1 sierpnia 2022, 17:30 Alert

Dane z rynku ropy sugerują, że Saudyjczycy posłuchali prezydenta USA i eksportują więcej ropy pomimo układu z Rosją w OPEC+, który reguluje poziom wydobycia.

Flaga Arabii Saudyjskiej. Fot: Wikimedia Commons
Flaga Arabii Saudyjskiej. Fot: Wikimedia Commons

Saudyjczycy ślą w świat więcej ropy po wizycie prezydenta USA Joe Bidena. Mają najwyższe wydobycie od kwietnia 2020 roku, czyli wyżu sprzed kryzysu cen ropy wywołanego pandemią. Eksportowali 7,5 mln baryłek dziennie w lipcu w porównaniu z 6,6 mln baryłek w czerwcu.

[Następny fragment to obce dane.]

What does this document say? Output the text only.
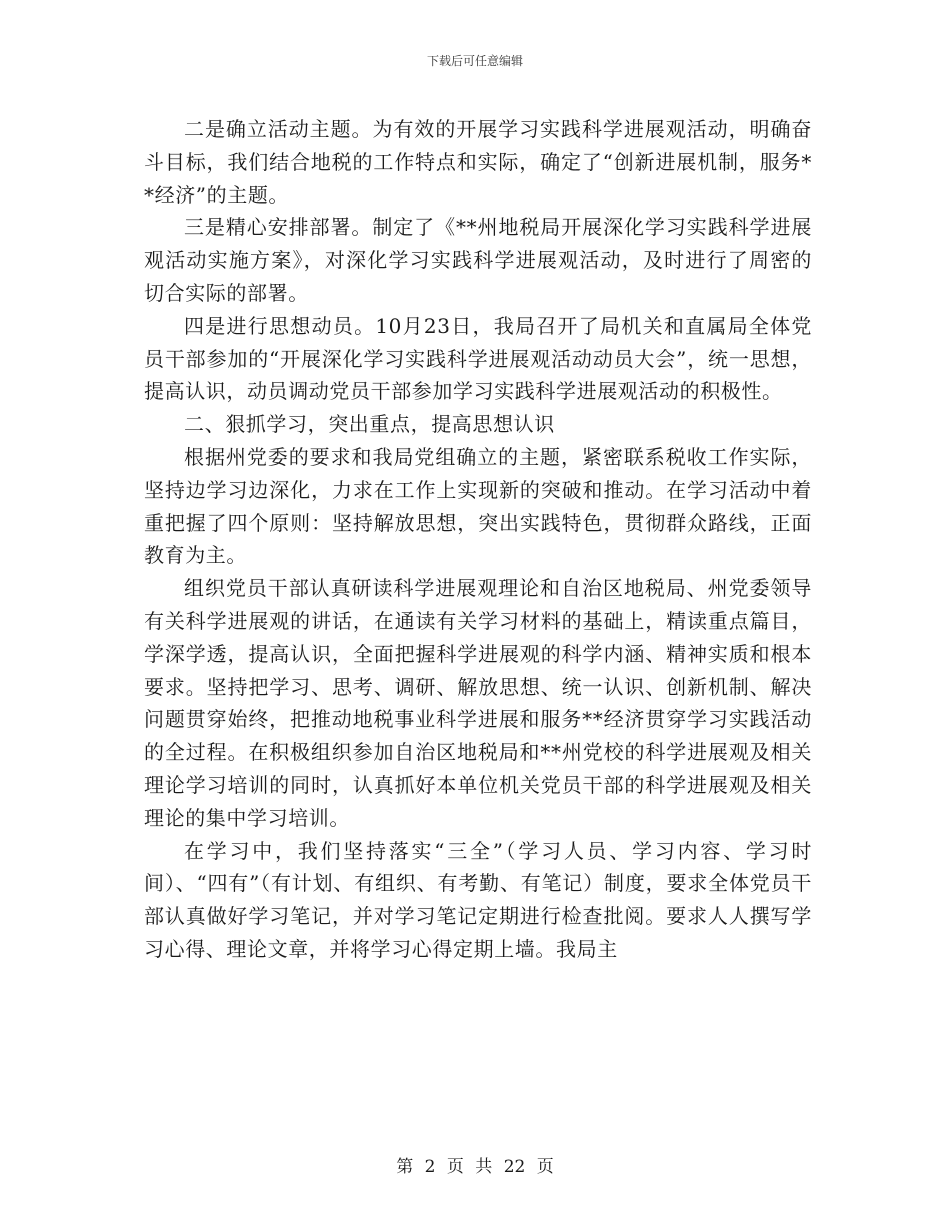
下载后可任意编辑

二是确立活动主题。为有效的开展学习实践科学进展观活动，明确奋斗目标，我们结合地税的工作特点和实际，确定了“创新进展机制，服务**经济”的主题。

三是精心安排部署。制定了《**州地税局开展深化学习实践科学进展观活动实施方案》，对深化学习实践科学进展观活动，及时进行了周密的切合实际的部署。

四是进行思想动员。10月23日，我局召开了局机关和直属局全体党员干部参加的“开展深化学习实践科学进展观活动动员大会”，统一思想，提高认识，动员调动党员干部参加学习实践科学进展观活动的积极性。

二、狠抓学习，突出重点，提高思想认识

根据州党委的要求和我局党组确立的主题，紧密联系税收工作实际，坚持边学习边深化，力求在工作上实现新的突破和推动。在学习活动中着重把握了四个原则：坚持解放思想，突出实践特色，贯彻群众路线，正面教育为主。

组织党员干部认真研读科学进展观理论和自治区地税局、州党委领导有关科学进展观的讲话，在通读有关学习材料的基础上，精读重点篇目，学深学透，提高认识，全面把握科学进展观的科学内涵、精神实质和根本要求。坚持把学习、思考、调研、解放思想、统一认识、创新机制、解决问题贯穿始终，把推动地税事业科学进展和服务**经济贯穿学习实践活动的全过程。在积极组织参加自治区地税局和**州党校的科学进展观及相关理论学习培训的同时，认真抓好本单位机关党员干部的科学进展观及相关理论的集中学习培训。

在学习中，我们坚持落实“三全”（学习人员、学习内容、学习时间）、“四有”（有计划、有组织、有考勤、有笔记）制度，要求全体党员干部认真做好学习笔记，并对学习笔记定期进行检查批阅。要求人人撰写学习心得、理论文章，并将学习心得定期上墙。我局主

第 2 页 共 22 页
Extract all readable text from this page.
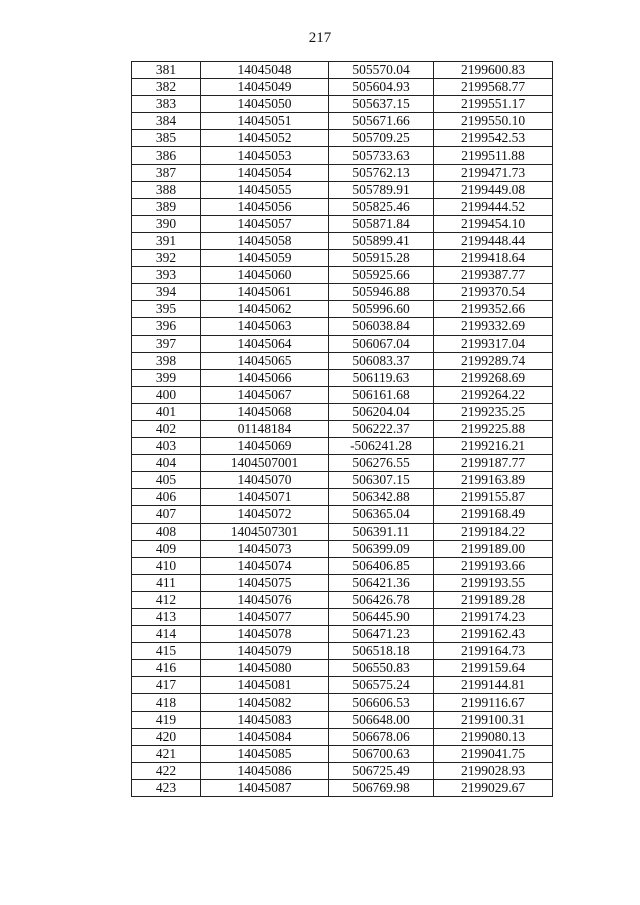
217
381	14045048	505570.04	2199600.83
382	14045049	505604.93	2199568.77
383	14045050	505637.15	2199551.17
384	14045051	505671.66	2199550.10
385	14045052	505709.25	2199542.53
386	14045053	505733.63	2199511.88
387	14045054	505762.13	2199471.73
388	14045055	505789.91	2199449.08
389	14045056	505825.46	2199444.52
390	14045057	505871.84	2199454.10
391	14045058	505899.41	2199448.44
392	14045059	505915.28	2199418.64
393	14045060	505925.66	2199387.77
394	14045061	505946.88	2199370.54
395	14045062	505996.60	2199352.66
396	14045063	506038.84	2199332.69
397	14045064	506067.04	2199317.04
398	14045065	506083.37	2199289.74
399	14045066	506119.63	2199268.69
400	14045067	506161.68	2199264.22
401	14045068	506204.04	2199235.25
402	01148184	506222.37	2199225.88
403	14045069	-506241.28	2199216.21
404	1404507001	506276.55	2199187.77
405	14045070	506307.15	2199163.89
406	14045071	506342.88	2199155.87
407	14045072	506365.04	2199168.49
408	1404507301	506391.11	2199184.22
409	14045073	506399.09	2199189.00
410	14045074	506406.85	2199193.66
411	14045075	506421.36	2199193.55
412	14045076	506426.78	2199189.28
413	14045077	506445.90	2199174.23
414	14045078	506471.23	2199162.43
415	14045079	506518.18	2199164.73
416	14045080	506550.83	2199159.64
417	14045081	506575.24	2199144.81
418	14045082	506606.53	2199116.67
419	14045083	506648.00	2199100.31
420	14045084	506678.06	2199080.13
421	14045085	506700.63	2199041.75
422	14045086	506725.49	2199028.93
423	14045087	506769.98	2199029.67
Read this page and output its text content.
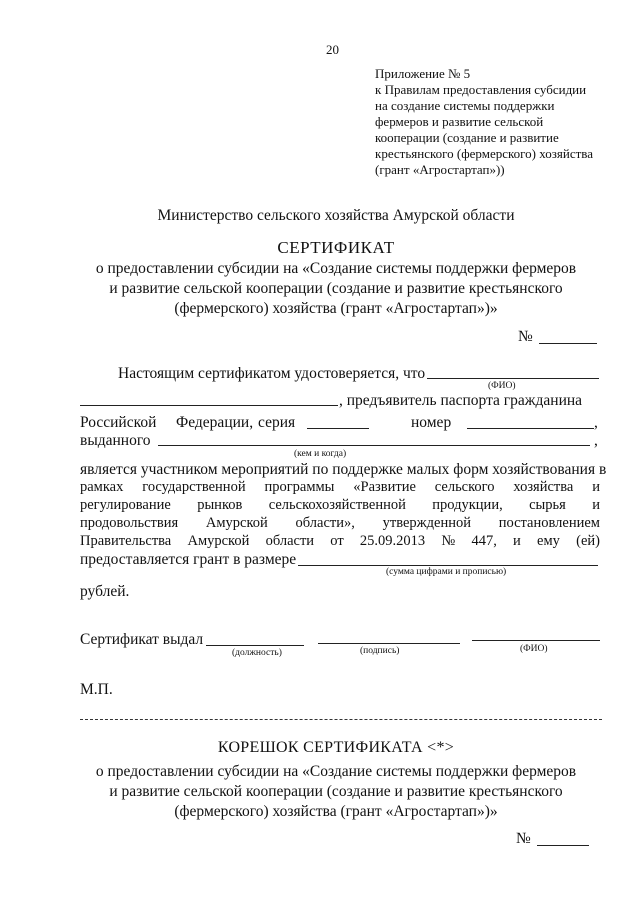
20
Приложение № 5
к Правилам предоставления субсидии
на создание системы поддержки
фермеров и развитие сельской
кооперации (создание и развитие
крестьянского (фермерского) хозяйства
(грант «Агростартап»))
Министерство сельского хозяйства Амурской области
СЕРТИФИКАТ
о предоставлении субсидии на «Создание системы поддержки фермеров
и развитие сельской кооперации (создание и развитие крестьянского
(фермерского) хозяйства (грант «Агростартап»)»
№
Настоящим сертификатом удостоверяется, что
(ФИО)
, предъявитель паспорта гражданина
Российской Федерации, серия	номер	,
выданного	,
(кем и когда)
является участником мероприятий по поддержке малых форм хозяйствования в
рамках государственной программы «Развитие сельского хозяйства и
регулирование рынков сельскохозяйственной продукции, сырья и
продовольствия Амурской области», утвержденной постановлением
Правительства Амурской области от 25.09.2013 № 447, и ему (ей)
предоставляется грант в размере
(сумма цифрами и прописью)
рублей.
Сертификат выдал
(должность)	(подпись)	(ФИО)
М.П.
КОРЕШОК СЕРТИФИКАТА <*>
о предоставлении субсидии на «Создание системы поддержки фермеров
и развитие сельской кооперации (создание и развитие крестьянского
(фермерского) хозяйства (грант «Агростартап»)»
№
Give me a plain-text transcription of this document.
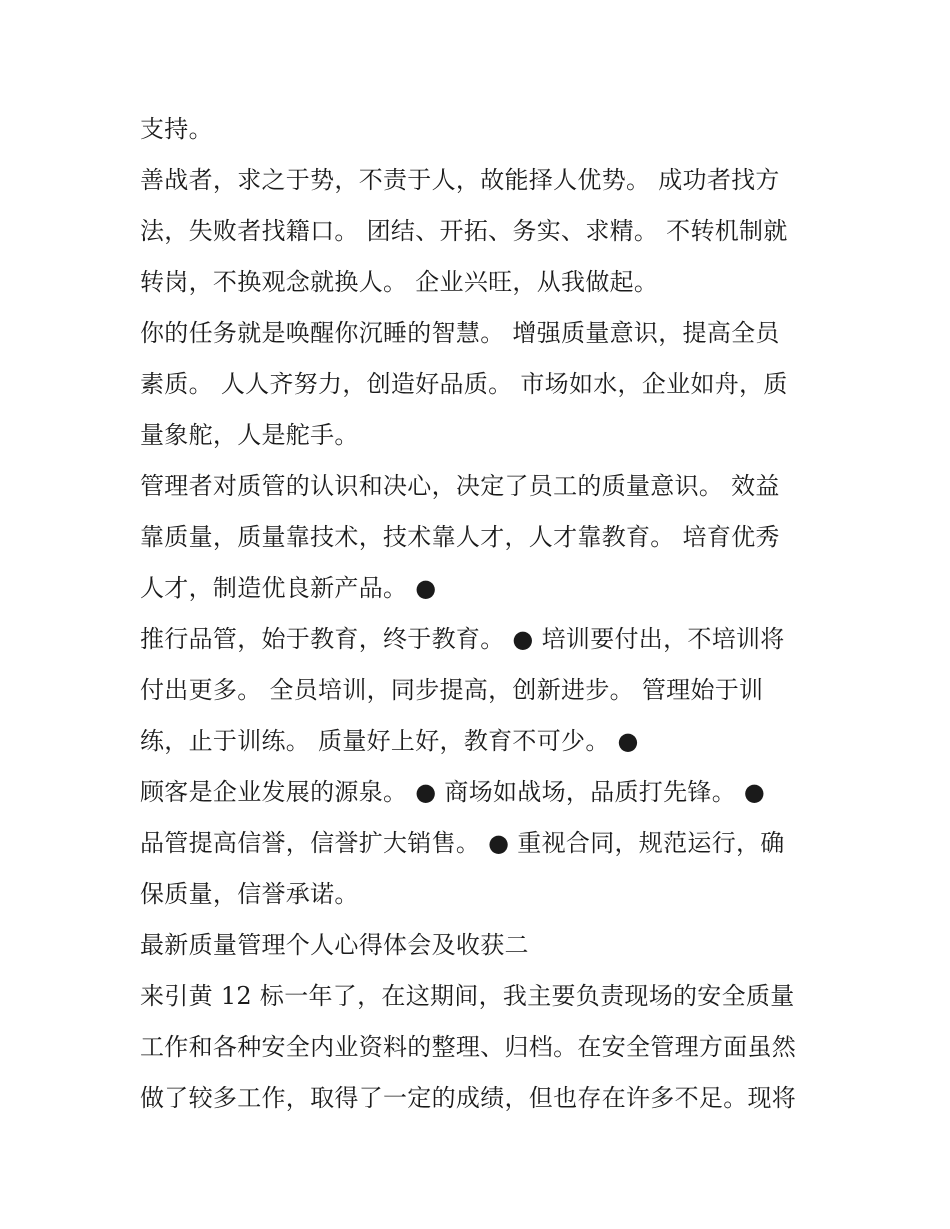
支持。
善战者，求之于势，不责于人，故能择人优势。 成功者找方
法，失败者找籍口。 团结、开拓、务实、求精。 不转机制就
转岗，不换观念就换人。 企业兴旺，从我做起。
你的任务就是唤醒你沉睡的智慧。 增强质量意识，提高全员
素质。 人人齐努力，创造好品质。 市场如水，企业如舟，质
量象舵，人是舵手。
管理者对质管的认识和决心，决定了员工的质量意识。 效益
靠质量，质量靠技术，技术靠人才，人才靠教育。 培育优秀
人才，制造优良新产品。 ●
推行品管，始于教育，终于教育。 ● 培训要付出，不培训将
付出更多。 全员培训，同步提高，创新进步。 管理始于训
练，止于训练。 质量好上好，教育不可少。 ●
顾客是企业发展的源泉。 ● 商场如战场，品质打先锋。 ●
品管提高信誉，信誉扩大销售。 ● 重视合同，规范运行，确
保质量，信誉承诺。
最新质量管理个人心得体会及收获二
来引黄 12 标一年了，在这期间，我主要负责现场的安全质量
工作和各种安全内业资料的整理、归档。在安全管理方面虽然
做了较多工作，取得了一定的成绩，但也存在许多不足。现将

Bloomberg podał dane o eksporcie ropy z Arabii Saudyjskiej sugerując, że wzrost jest wynikiem większego eksportu do Chin oraz Indii, które wzrosły odpowiednio do 1,65 i 1 mln baryłek dziennie po raz pierwszy od kwietnia 2020 roku. Saudyjczycy nie odpowiedzieli na pytania Bloomberga.

Biden odwiedził w lipcu Rijad, by namawiać na zwiększenie eksportu ropy w celu obniżenia rekordowych cen na stacjach paliw na świecie. Arabia niczego nie zadeklarowała, ale Biały Dom ogłosił, że zwiększy podaż. Dane Bloomberga sugerowałyby, że tak się stało i to pomimo porozumienia naftowego OPEC+ z udziałem m.in. Rosji, która obniża wydobycie wbrew planowi podwyżki o comiesięczne kwoty określone w układzie.

Kwota wzrostu wydobycia w lipcu w całym OPEC+ została ustalona na 648 tysięcy baryłek dziennie. Saudyjczycy zwiększyli eksport o 850 tysięcy baryłek, co nie znaczy, że zwiększyli tak znacznie wydobycie sięgające 11 mln baryłek dziennie i szacowane na maksymalnie 12 mln. Według informacji Kommiersanta wydobycie w Arabii ma wzrosnąć w lipcu i sierpniu o 50 procent, czyli o 250 tysięcy baryłek dziennie. Jednakże kwoty OPEC+ nie są realizowane przez Rosję i kilku innych producentów powodując, że podaż z tej grupy maleje zamiast rosnąć.

Następny szczyt OPEC+ odbędzie się 3 sierpnia. Arabia Saudyjska i Rosja współpracują w ramach tej grupy, ale rywalizują także o rynki zbytu, na przykład w Europie Środkowo-Wschodniej, gdzie dostarczają ropę za pośrednictwem naftoportów w Gdańsku i Kłajpedzie.